An example about a family member we got a gift for a few yrs ago and it still has yet to be worn once.
I will get replies like 'I'm saving it for good'...(in this instance, it was a lovely Irish sweater) which has yet to be taken out of the drawer since it was 1st put away.
We are only on this earth for so long...and the coffin is only so big and she can only wear one set of clothes...
Oh, and yes, I know, folks can do whatever they wish with 'their stuff'...however, some things just make my head hurt
Thank you for this topic. It's clear, based on the different responses, that this really resonates with some people. I do tend to agree that there is a correlation to those who grew up during the Great Depression. It seems to be a specific gene that is passed down to future generations. Some of us inherit it while others do not. I remember the horror my sister and I felt when my brother collected all the "old" books we had in our apartment and tossed them down the shoot to be incinerated. They were old, therefore not useful. No, they were antique, rare and valuable.
Better-half and my brother -- and my deceased father, I'd wager -- are cut from the same cloth. If it isn't usable, it has no purpose. They did not inherit the "sentimental" gene and they do not save special items.
I catch myself before I recycle or dispose of something. Should I save it? Can it be repurposed? Will I need it someday?
I'm almost 57 and I tend to hold onto items that are past their prime. I have this weird sense of insecurity that I first noticed in successful women back in the 90s. I call it the "baglady complex." I worked with women who were well-educated and doing well financially, yet they always felt this anxiety, this insecurity, that one day they would lose it all and end up living in a cardboard box in an alley.
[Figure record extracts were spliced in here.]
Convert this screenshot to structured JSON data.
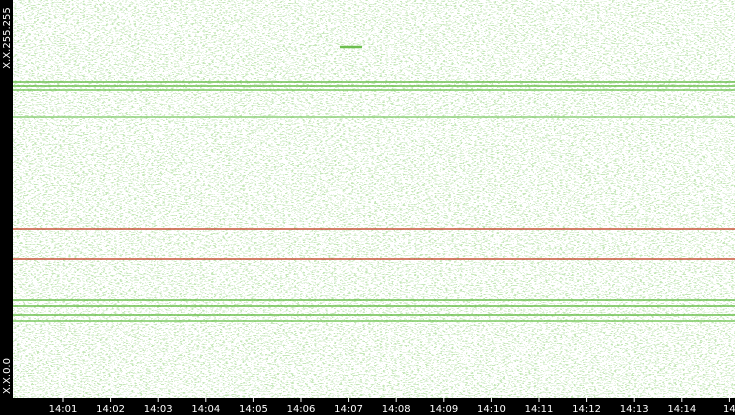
{
  "y_axis": {
    "top": "X.X.255.255",
    "bottom": "X.X.0.0"
  },
  "x_axis": {
    "ticks": [
      "14:01",
      "14:02",
      "14:03",
      "14:04",
      "14:05",
      "14:06",
      "14:07",
      "14:08",
      "14:09",
      "14:10",
      "14:11",
      "14:12",
      "14:13",
      "14:14",
      "14"
    ]
  }
}
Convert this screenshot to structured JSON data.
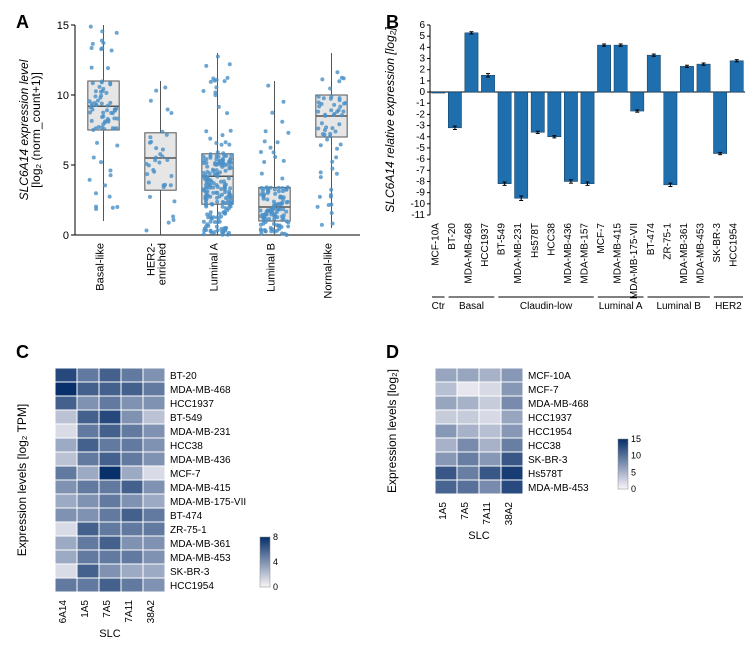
{
  "panelA": {
    "label": "A",
    "ylabel": "SLC6A14 expression level\n[log₂ (norm_count+1)]",
    "categories": [
      "Basal-like",
      "HER2-\nenriched",
      "Luminal A",
      "Luminal B",
      "Normal-like"
    ],
    "ylim": [
      0,
      15
    ],
    "yticks": [
      0,
      5,
      10,
      15
    ],
    "box": {
      "fill": "#e6e6e6",
      "stroke": "#555555",
      "data": [
        {
          "q1": 7.5,
          "med": 9.2,
          "q3": 11,
          "lo": 1,
          "hi": 15,
          "n": 80
        },
        {
          "q1": 3.2,
          "med": 5.5,
          "q3": 7.3,
          "lo": 0,
          "hi": 11,
          "n": 35
        },
        {
          "q1": 2.2,
          "med": 4.2,
          "q3": 5.8,
          "lo": 0,
          "hi": 13,
          "n": 200
        },
        {
          "q1": 1,
          "med": 2,
          "q3": 3.4,
          "lo": 0,
          "hi": 11,
          "n": 120
        },
        {
          "q1": 7,
          "med": 8.5,
          "q3": 10,
          "lo": 0.5,
          "hi": 13,
          "n": 60
        }
      ]
    },
    "point_color": "#4a90c7",
    "point_radius": 2,
    "axis_color": "#000000",
    "font_size": 11,
    "label_font_size": 12
  },
  "panelB": {
    "label": "B",
    "ylabel": "SLC6A14 relative expression [log₂]",
    "ylim": [
      -11,
      6
    ],
    "yticks": [
      -11,
      -10,
      -9,
      -8,
      -7,
      -6,
      -5,
      -4,
      -3,
      -2,
      -1,
      0,
      1,
      2,
      3,
      4,
      5,
      6
    ],
    "bar_color": "#1f6fae",
    "bar_stroke": "#0d3a5c",
    "err_color": "#000000",
    "groups": [
      {
        "name": "Ctr",
        "items": [
          {
            "label": "MCF-10A",
            "v": 0
          }
        ]
      },
      {
        "name": "Basal",
        "items": [
          {
            "label": "BT-20",
            "v": -3.2,
            "err": 0.15
          },
          {
            "label": "MDA-MB-468",
            "v": 5.3,
            "err": 0.1
          },
          {
            "label": "HCC1937",
            "v": 1.5,
            "err": 0.15
          }
        ]
      },
      {
        "name": "Claudin-low",
        "items": [
          {
            "label": "BT-549",
            "v": -8.2,
            "err": 0.15
          },
          {
            "label": "MDA-MB-231",
            "v": -9.5,
            "err": 0.2
          },
          {
            "label": "Hs578T",
            "v": -3.6,
            "err": 0.1
          },
          {
            "label": "HCC38",
            "v": -4.0,
            "err": 0.1
          },
          {
            "label": "MDA-MB-436",
            "v": -8.0,
            "err": 0.15
          },
          {
            "label": "MDA-MB-157",
            "v": -8.2,
            "err": 0.15
          }
        ]
      },
      {
        "name": "Luminal A",
        "items": [
          {
            "label": "MCF-7",
            "v": 4.2,
            "err": 0.1
          },
          {
            "label": "MDA-MB-415",
            "v": 4.2,
            "err": 0.1
          },
          {
            "label": "MDA-MB-175-VII",
            "v": -1.7,
            "err": 0.1
          }
        ]
      },
      {
        "name": "Luminal B",
        "items": [
          {
            "label": "BT-474",
            "v": 3.3,
            "err": 0.1
          },
          {
            "label": "ZR-75-1",
            "v": -8.3,
            "err": 0.15
          },
          {
            "label": "MDA-MB-361",
            "v": 2.3,
            "err": 0.1
          },
          {
            "label": "MDA-MB-453",
            "v": 2.5,
            "err": 0.1
          }
        ]
      },
      {
        "name": "HER2",
        "items": [
          {
            "label": "SK-BR-3",
            "v": -5.5,
            "err": 0.1
          },
          {
            "label": "HCC1954",
            "v": 2.8,
            "err": 0.1
          }
        ]
      }
    ],
    "axis_color": "#000000",
    "font_size": 10,
    "label_font_size": 12
  },
  "panelC": {
    "label": "C",
    "ylabel": "Expression levels [log₂ TPM]",
    "xlabel": "SLC",
    "cols": [
      "6A14",
      "1A5",
      "7A5",
      "7A11",
      "38A2"
    ],
    "rows": [
      "BT-20",
      "MDA-MB-468",
      "HCC1937",
      "BT-549",
      "MDA-MB-231",
      "HCC38",
      "MDA-MB-436",
      "MCF-7",
      "MDA-MB-415",
      "MDA-MB-175-VII",
      "BT-474",
      "ZR-75-1",
      "MDA-MB-361",
      "MDA-MB-453",
      "SK-BR-3",
      "HCC1954"
    ],
    "values": [
      [
        7,
        5,
        6,
        5,
        4
      ],
      [
        8,
        6,
        6,
        6,
        5
      ],
      [
        6,
        4,
        5,
        4,
        4
      ],
      [
        2,
        6,
        7,
        4,
        2
      ],
      [
        1,
        5,
        6,
        5,
        4
      ],
      [
        3,
        6,
        5,
        5,
        4
      ],
      [
        2,
        5,
        6,
        5,
        4
      ],
      [
        5,
        3,
        8,
        3,
        1
      ],
      [
        4,
        5,
        5,
        6,
        4
      ],
      [
        3,
        4,
        5,
        4,
        3
      ],
      [
        4,
        4,
        5,
        6,
        5
      ],
      [
        1,
        6,
        5,
        5,
        5
      ],
      [
        3,
        5,
        6,
        4,
        4
      ],
      [
        3,
        5,
        5,
        5,
        4
      ],
      [
        1,
        6,
        4,
        3,
        3
      ],
      [
        5,
        5,
        6,
        5,
        4
      ]
    ],
    "scale": {
      "min": 0,
      "max": 8,
      "ticks": [
        0,
        4,
        8
      ]
    },
    "color_lo": "#f7f3f7",
    "color_hi": "#08306b",
    "font_size": 10
  },
  "panelD": {
    "label": "D",
    "ylabel": "Expression levels [log₂]",
    "xlabel": "SLC",
    "cols": [
      "1A5",
      "7A5",
      "7A11",
      "38A2"
    ],
    "rows": [
      "MCF-10A",
      "MCF-7",
      "MDA-MB-468",
      "HCC1937",
      "HCC1954",
      "HCC38",
      "SK-BR-3",
      "Hs578T",
      "MDA-MB-453"
    ],
    "values": [
      [
        6,
        6,
        5,
        7
      ],
      [
        4,
        1,
        2,
        7
      ],
      [
        6,
        5,
        3,
        8
      ],
      [
        3,
        3,
        2,
        6
      ],
      [
        7,
        5,
        4,
        7
      ],
      [
        5,
        8,
        5,
        9
      ],
      [
        7,
        9,
        7,
        12
      ],
      [
        12,
        9,
        12,
        14
      ],
      [
        11,
        10,
        8,
        13
      ]
    ],
    "scale": {
      "min": 0,
      "max": 15,
      "ticks": [
        0,
        5,
        10,
        15
      ]
    },
    "color_lo": "#f7f3f7",
    "color_hi": "#08306b",
    "font_size": 10
  }
}
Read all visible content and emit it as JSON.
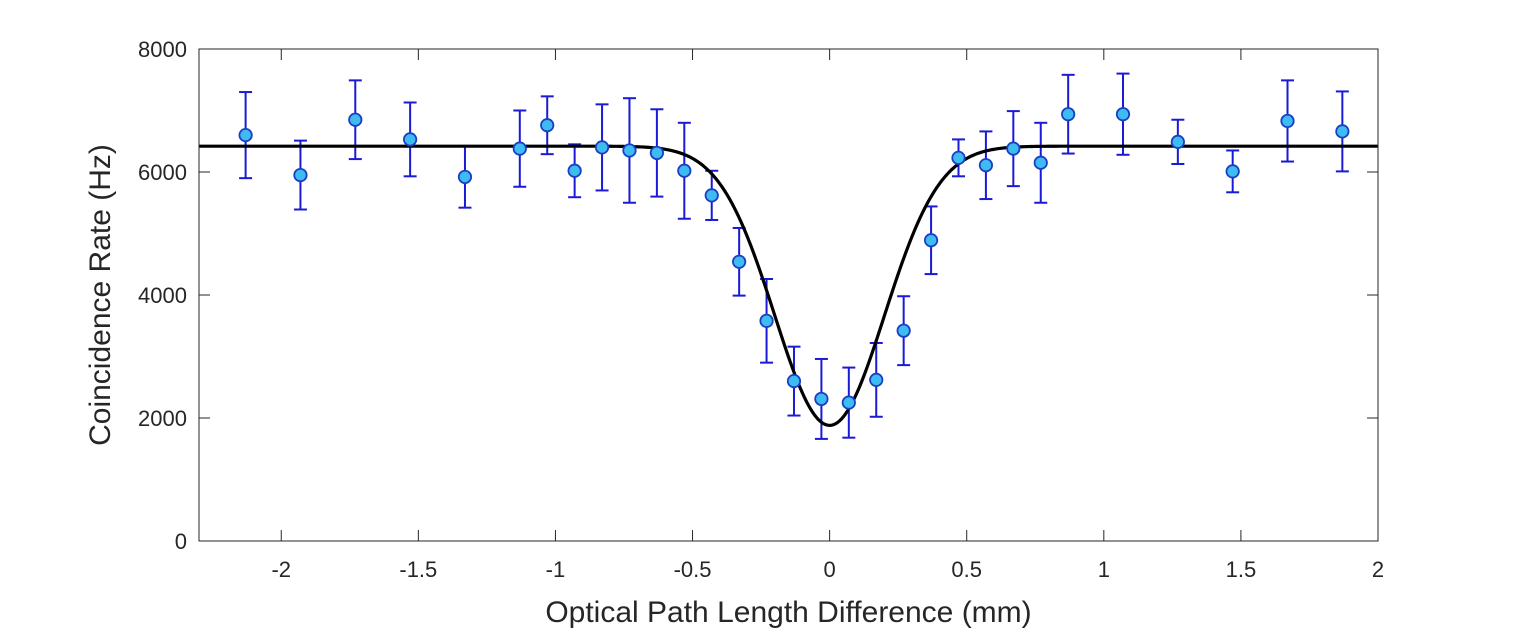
{
  "chart_data": {
    "type": "scatter",
    "title": "",
    "xlabel": "Optical Path Length Difference (mm)",
    "ylabel": "Coincidence Rate (Hz)",
    "xlim": [
      -2.3,
      2.0
    ],
    "ylim": [
      0,
      8000
    ],
    "xticks": [
      -2,
      -1.5,
      -1,
      -0.5,
      0,
      0.5,
      1,
      1.5,
      2
    ],
    "xtick_labels": [
      "-2",
      "-1.5",
      "-1",
      "-0.5",
      "0",
      "0.5",
      "1",
      "1.5",
      "2"
    ],
    "yticks": [
      0,
      2000,
      4000,
      6000,
      8000
    ],
    "ytick_labels": [
      "0",
      "2000",
      "4000",
      "6000",
      "8000"
    ],
    "grid": false,
    "colors": {
      "marker_fill": "#3ebcf2",
      "marker_edge": "#1a3fc4",
      "errorbar": "#1a1ad6",
      "fit_line": "#000000",
      "axes": "#262626"
    },
    "series": [
      {
        "name": "data",
        "kind": "errorbar-scatter",
        "x": [
          -2.13,
          -1.93,
          -1.73,
          -1.53,
          -1.33,
          -1.13,
          -1.03,
          -0.93,
          -0.83,
          -0.73,
          -0.63,
          -0.53,
          -0.43,
          -0.33,
          -0.23,
          -0.13,
          -0.03,
          0.07,
          0.17,
          0.27,
          0.37,
          0.47,
          0.57,
          0.67,
          0.77,
          0.87,
          1.07,
          1.27,
          1.47,
          1.67,
          1.87
        ],
        "y": [
          6600,
          5950,
          6850,
          6530,
          5920,
          6380,
          6760,
          6020,
          6400,
          6350,
          6310,
          6020,
          5620,
          4540,
          3580,
          2600,
          2310,
          2250,
          2620,
          3420,
          4890,
          6230,
          6110,
          6380,
          6150,
          6940,
          6940,
          6490,
          6010,
          6830,
          6660
        ],
        "yerr_low": [
          700,
          560,
          640,
          600,
          500,
          620,
          470,
          430,
          700,
          850,
          710,
          780,
          400,
          550,
          680,
          560,
          650,
          570,
          600,
          560,
          550,
          300,
          550,
          610,
          650,
          640,
          660,
          360,
          340,
          660,
          650
        ],
        "yerr_high": [
          700,
          560,
          640,
          600,
          500,
          620,
          470,
          430,
          700,
          850,
          710,
          780,
          400,
          550,
          680,
          560,
          650,
          570,
          600,
          560,
          550,
          300,
          550,
          610,
          650,
          640,
          660,
          360,
          340,
          660,
          650
        ]
      },
      {
        "name": "fit",
        "kind": "line",
        "model": "gaussian dip",
        "baseline": 6420,
        "dip_depth": 4540,
        "center": 0.0,
        "sigma": 0.2
      }
    ]
  }
}
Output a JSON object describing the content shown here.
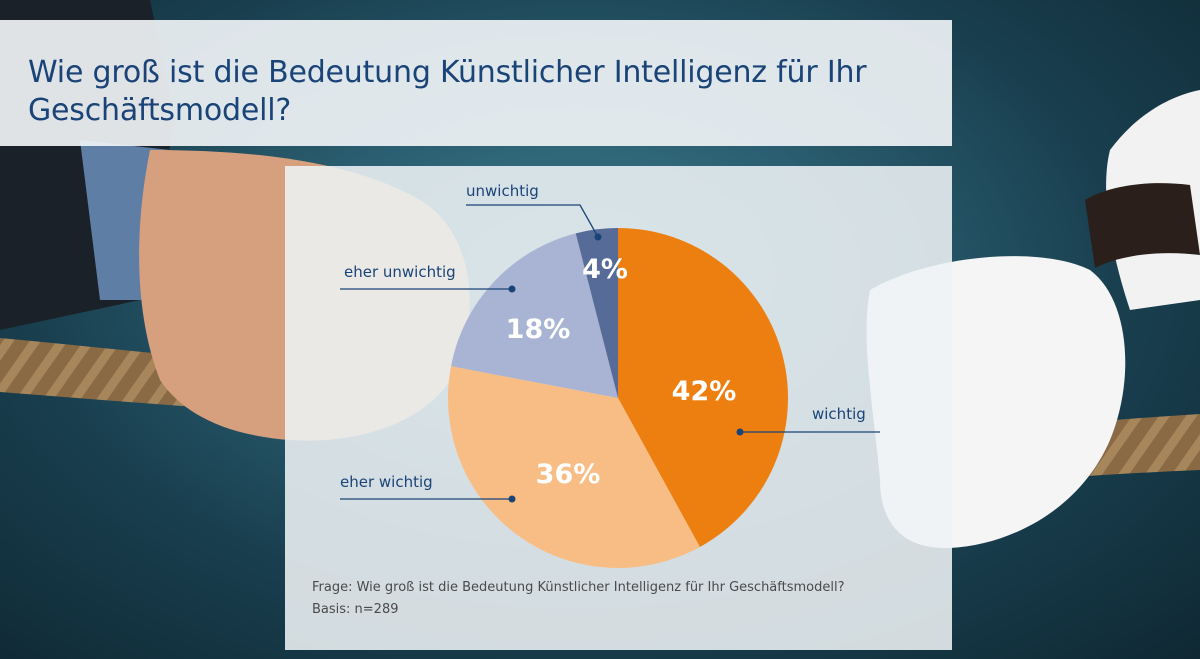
{
  "chart_data": {
    "type": "pie",
    "title": "Wie groß ist die Bedeutung Künstlicher Intelligenz für Ihr Geschäftsmodell?",
    "slices": [
      {
        "label": "wichtig",
        "value": 42,
        "display": "42%",
        "color": "#ec7f0f"
      },
      {
        "label": "eher wichtig",
        "value": 36,
        "display": "36%",
        "color": "#f8bd84"
      },
      {
        "label": "eher unwichtig",
        "value": 18,
        "display": "18%",
        "color": "#a9b4d4"
      },
      {
        "label": "unwichtig",
        "value": 4,
        "display": "4%",
        "color": "#566b97"
      }
    ],
    "start": "12 o'clock",
    "direction": "clockwise"
  },
  "footnote": {
    "question": "Frage: Wie groß ist die Bedeutung Künstlicher Intelligenz für Ihr Geschäftsmodell?",
    "basis": "Basis: n=289"
  },
  "colors": {
    "title_text": "#1a4377",
    "leader_lines": "#1a4377"
  }
}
I may need this someday...
I remember my mother had an extensive wardrobe when she was younger and she always said she appreciated having it because when things were rough and she couldn't afford to eat or buy anything for herself, she had all these clothes she could wear. And no one suspected that she was struggling to stay alive. When she gave me jewelry, she always told me: "Hold onto it. You might have to sell it one day."
Yes, she came from Italian immigrant parents, lived through the Great Depression and World War II, and she raised five kids by herself waiting tables. I don't think she ever really felt secure.